While Wearing a 5+ Pound Vest...

This first workout is easy to stack with whatever technical work or other gym work you were planning to do for the day since it's quick - 20 minutes or less, a few minutes for recovery, and then you can get right to Boxing or whatever.

Once that's easy for you, go to the Half Murph:

Half Mile Run
50 Pull Ups
100 Push Ups
150 Squats
Half Mile Run...
While Wearing a 10+ Pound Vest...

I did this one the other day with a 17.5 pound vest in 38 minutes. Another 15 minutes for some foam rolling and a little Chi Kung and it still took less than an hour! I felt fine the next day and spent two hours stacking wood, which left me more sore than the workout did.
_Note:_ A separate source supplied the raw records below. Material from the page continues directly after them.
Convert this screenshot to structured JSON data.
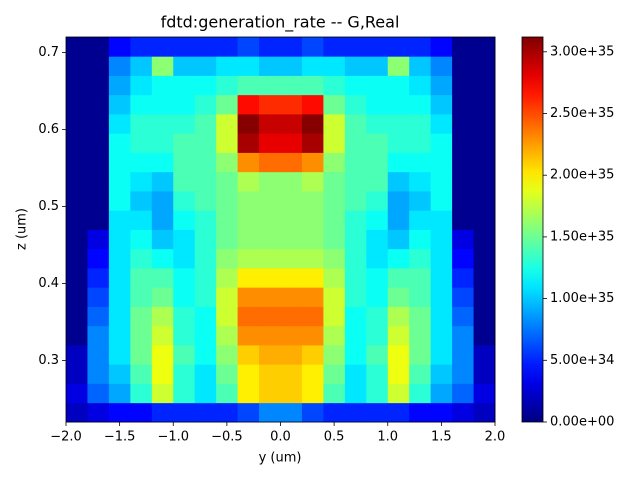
{
  "chart_data": {
    "type": "heatmap",
    "title": "fdtd:generation_rate -- G,Real",
    "xlabel": "y (um)",
    "ylabel": "z (um)",
    "cmap": "jet",
    "xlim": [
      -2,
      2
    ],
    "ylim": [
      0.22,
      0.72
    ],
    "clim": [
      0,
      3.12e+35
    ],
    "xticks": [
      {
        "value": -2,
        "label": "−2.0"
      },
      {
        "value": -1.5,
        "label": "−1.5"
      },
      {
        "value": -1,
        "label": "−1.0"
      },
      {
        "value": -0.5,
        "label": "−0.5"
      },
      {
        "value": 0,
        "label": "0.0"
      },
      {
        "value": 0.5,
        "label": "0.5"
      },
      {
        "value": 1,
        "label": "1.0"
      },
      {
        "value": 1.5,
        "label": "1.5"
      },
      {
        "value": 2,
        "label": "2.0"
      }
    ],
    "yticks": [
      0.3,
      0.4,
      0.5,
      0.6,
      0.7
    ],
    "cticks": [
      {
        "value": 0,
        "label": "0.00e+00"
      },
      {
        "value": 5e+34,
        "label": "5.00e+34"
      },
      {
        "value": 1e+35,
        "label": "1.00e+35"
      },
      {
        "value": 1.5e+35,
        "label": "1.50e+35"
      },
      {
        "value": 2e+35,
        "label": "2.00e+35"
      },
      {
        "value": 2.5e+35,
        "label": "2.50e+35"
      },
      {
        "value": 3e+35,
        "label": "3.00e+35"
      }
    ],
    "x": [
      -1.9,
      -1.7,
      -1.5,
      -1.3,
      -1.1,
      -0.9,
      -0.7,
      -0.5,
      -0.3,
      -0.1,
      0.1,
      0.3,
      0.5,
      0.7,
      0.9,
      1.1,
      1.3,
      1.5,
      1.7,
      1.9
    ],
    "y": [
      0.2325,
      0.2575,
      0.2825,
      0.3075,
      0.3325,
      0.3575,
      0.3825,
      0.4075,
      0.4325,
      0.4575,
      0.4825,
      0.5075,
      0.5325,
      0.5575,
      0.5825,
      0.6075,
      0.6325,
      0.6575,
      0.6825,
      0.7075
    ],
    "values": [
      [
        2e+34,
        3e+34,
        4e+34,
        4e+34,
        5e+34,
        5e+34,
        5e+34,
        5e+34,
        6e+34,
        8e+34,
        8e+34,
        6e+34,
        5e+34,
        5e+34,
        5e+34,
        5e+34,
        4e+34,
        4e+34,
        3e+34,
        2e+34
      ],
      [
        3e+34,
        7e+34,
        9e+34,
        1.3e+35,
        1.8e+35,
        1.3e+35,
        1.1e+35,
        1.4e+35,
        2e+35,
        2.1e+35,
        2.1e+35,
        2e+35,
        1.4e+35,
        1.1e+35,
        1.3e+35,
        1.8e+35,
        1.3e+35,
        9e+34,
        7e+34,
        3e+34
      ],
      [
        2e+34,
        8e+34,
        1e+35,
        1.4e+35,
        1.9e+35,
        1.3e+35,
        1.1e+35,
        1.5e+35,
        2e+35,
        2.1e+35,
        2.1e+35,
        2e+35,
        1.5e+35,
        1.1e+35,
        1.3e+35,
        1.9e+35,
        1.4e+35,
        1e+35,
        8e+34,
        2e+34
      ],
      [
        2e+34,
        8e+34,
        1.1e+35,
        1.5e+35,
        1.9e+35,
        1.4e+35,
        1.2e+35,
        1.6e+35,
        2.1e+35,
        2.2e+35,
        2.2e+35,
        2.1e+35,
        1.6e+35,
        1.2e+35,
        1.4e+35,
        1.9e+35,
        1.5e+35,
        1.1e+35,
        8e+34,
        2e+34
      ],
      [
        5e+33,
        8e+34,
        1.1e+35,
        1.5e+35,
        1.8e+35,
        1.3e+35,
        1.2e+35,
        1.7e+35,
        2.3e+35,
        2.3e+35,
        2.3e+35,
        2.3e+35,
        1.7e+35,
        1.2e+35,
        1.3e+35,
        1.8e+35,
        1.5e+35,
        1.1e+35,
        8e+34,
        5e+33
      ],
      [
        5e+33,
        7e+34,
        1.1e+35,
        1.5e+35,
        1.7e+35,
        1.3e+35,
        1.2e+35,
        1.8e+35,
        2.4e+35,
        2.4e+35,
        2.4e+35,
        2.4e+35,
        1.8e+35,
        1.2e+35,
        1.3e+35,
        1.7e+35,
        1.5e+35,
        1.1e+35,
        7e+34,
        5e+33
      ],
      [
        5e+33,
        6e+34,
        1.1e+35,
        1.4e+35,
        1.5e+35,
        1.2e+35,
        1.3e+35,
        1.8e+35,
        2.3e+35,
        2.3e+35,
        2.3e+35,
        2.3e+35,
        1.8e+35,
        1.3e+35,
        1.2e+35,
        1.5e+35,
        1.4e+35,
        1.1e+35,
        6e+34,
        5e+33
      ],
      [
        5e+33,
        5e+34,
        1.1e+35,
        1.4e+35,
        1.4e+35,
        1.2e+35,
        1.3e+35,
        1.7e+35,
        2e+35,
        2e+35,
        2e+35,
        2e+35,
        1.7e+35,
        1.3e+35,
        1.2e+35,
        1.4e+35,
        1.4e+35,
        1.1e+35,
        5e+34,
        5e+33
      ],
      [
        5e+33,
        4e+34,
        1.1e+35,
        1.3e+35,
        1.2e+35,
        1.1e+35,
        1.3e+35,
        1.6e+35,
        1.7e+35,
        1.7e+35,
        1.7e+35,
        1.7e+35,
        1.6e+35,
        1.3e+35,
        1.1e+35,
        1.2e+35,
        1.3e+35,
        1.1e+35,
        4e+34,
        5e+33
      ],
      [
        5e+33,
        3e+34,
        1.1e+35,
        1.2e+35,
        1e+35,
        1.1e+35,
        1.3e+35,
        1.5e+35,
        1.6e+35,
        1.6e+35,
        1.6e+35,
        1.6e+35,
        1.5e+35,
        1.3e+35,
        1.1e+35,
        1e+35,
        1.2e+35,
        1.1e+35,
        3e+34,
        5e+33
      ],
      [
        5e+33,
        5e+33,
        1.1e+35,
        1.1e+35,
        9e+34,
        1.2e+35,
        1.3e+35,
        1.5e+35,
        1.6e+35,
        1.6e+35,
        1.6e+35,
        1.6e+35,
        1.5e+35,
        1.3e+35,
        1.2e+35,
        9e+34,
        1.1e+35,
        1.1e+35,
        5e+33,
        5e+33
      ],
      [
        5e+33,
        5e+33,
        1.2e+35,
        1e+35,
        9e+34,
        1.3e+35,
        1.4e+35,
        1.5e+35,
        1.6e+35,
        1.6e+35,
        1.6e+35,
        1.6e+35,
        1.5e+35,
        1.4e+35,
        1.3e+35,
        9e+34,
        1e+35,
        1.2e+35,
        5e+33,
        5e+33
      ],
      [
        5e+33,
        5e+33,
        1.2e+35,
        1.1e+35,
        1e+35,
        1.4e+35,
        1.4e+35,
        1.5e+35,
        1.7e+35,
        1.6e+35,
        1.6e+35,
        1.7e+35,
        1.5e+35,
        1.4e+35,
        1.4e+35,
        1e+35,
        1.1e+35,
        1.2e+35,
        5e+33,
        5e+33
      ],
      [
        5e+33,
        5e+33,
        1.2e+35,
        1.2e+35,
        1.2e+35,
        1.4e+35,
        1.4e+35,
        1.6e+35,
        2.3e+35,
        2.4e+35,
        2.4e+35,
        2.3e+35,
        1.6e+35,
        1.4e+35,
        1.4e+35,
        1.2e+35,
        1.2e+35,
        1.2e+35,
        5e+33,
        5e+33
      ],
      [
        5e+33,
        5e+33,
        1.2e+35,
        1.3e+35,
        1.3e+35,
        1.4e+35,
        1.4e+35,
        1.8e+35,
        3e+35,
        2.8e+35,
        2.8e+35,
        3e+35,
        1.8e+35,
        1.4e+35,
        1.4e+35,
        1.3e+35,
        1.3e+35,
        1.2e+35,
        5e+33,
        5e+33
      ],
      [
        5e+33,
        5e+33,
        1.1e+35,
        1.3e+35,
        1.3e+35,
        1.3e+35,
        1.4e+35,
        1.8e+35,
        3.1e+35,
        2.9e+35,
        2.9e+35,
        3.1e+35,
        1.8e+35,
        1.4e+35,
        1.3e+35,
        1.3e+35,
        1.3e+35,
        1.1e+35,
        5e+33,
        5e+33
      ],
      [
        5e+33,
        5e+33,
        1e+35,
        1.2e+35,
        1.2e+35,
        1.2e+35,
        1.3e+35,
        1.5e+35,
        2.7e+35,
        2.6e+35,
        2.6e+35,
        2.7e+35,
        1.5e+35,
        1.3e+35,
        1.2e+35,
        1.2e+35,
        1.2e+35,
        1e+35,
        5e+33,
        5e+33
      ],
      [
        5e+33,
        5e+33,
        9e+34,
        1.1e+35,
        1.2e+35,
        1.2e+35,
        1.2e+35,
        1.3e+35,
        1.4e+35,
        1.4e+35,
        1.4e+35,
        1.4e+35,
        1.3e+35,
        1.2e+35,
        1.2e+35,
        1.2e+35,
        1.1e+35,
        9e+34,
        5e+33,
        5e+33
      ],
      [
        5e+33,
        5e+33,
        8e+34,
        1e+35,
        1.6e+35,
        1e+35,
        1e+35,
        1.1e+35,
        1.1e+35,
        1e+35,
        1e+35,
        1.1e+35,
        1.1e+35,
        1e+35,
        1e+35,
        1.6e+35,
        1e+35,
        8e+34,
        5e+33,
        5e+33
      ],
      [
        5e+33,
        5e+33,
        4e+34,
        5e+34,
        5e+34,
        5e+34,
        5e+34,
        5e+34,
        6e+34,
        5e+34,
        5e+34,
        6e+34,
        5e+34,
        5e+34,
        5e+34,
        5e+34,
        5e+34,
        4e+34,
        5e+33,
        5e+33
      ]
    ]
  }
}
Next up is the Three Quarter Murph:

Three-Quarter Mile Run
75 Pull Ups
150 Push Ups
225 Squats
Three-Quarter Mile Run...
While Wearing a 15+ Pound Vest...

Once you can do these, the Real Deal Full Murph will be within your grasp!

Of course if you need to make it easier then that's OK too. I think in a lot of ways it's better to do a scaled down version of a workout like this more often where it's something you can accomplish rather than to "try" to do it once a year as a big ordeal!

First off, drop the weight vest and you've taken out a big part of the difficulty. Doing the whole thing without the vest really isn't that bad but the extra 10 to 20 pounds makes a huge difference!

Another option is to do what we call the Lazy Murph, where you do the whole thing but have unlimited time to finish so you can rest as much as you want / need between sets. This makes everything much easier obviously, especially without the vest. If you're in decent shape on your calisthenics it should take maybe 90 minutes (roughly an hour for the calisthenics depending on the length of your breaks plus a half hour of running) but you should be able to kick it out!

If you're not up to full pull ups yet, substitute inverted rows, spot yourself by putting your foot / feet on a box or chair, or use a fitness band to assist. For pushups, alternately you could do them with hands elevated or from kneeling if needed. On the squats, just don't go so deep - maybe just go to where you could touch your calves, versus touching your ankles or touching the floor with your fingertips.

Finally, focus on doing small sets or small pyramids so you never overly fatigue your muscles. Similarly, on the run don't sprint the first part and wind yourself, instead get a good stride and use it as a warm-up.

In the end, by doing these variations you will be able to recover more quickly and repeat the workout more frequently. For example, to do the full on Murph once a week might trash you for days afterwards, but if you're doing a Half Murph three times a week where recovery is easy that's the equivalent of doing the whole thing six to seven times in a month!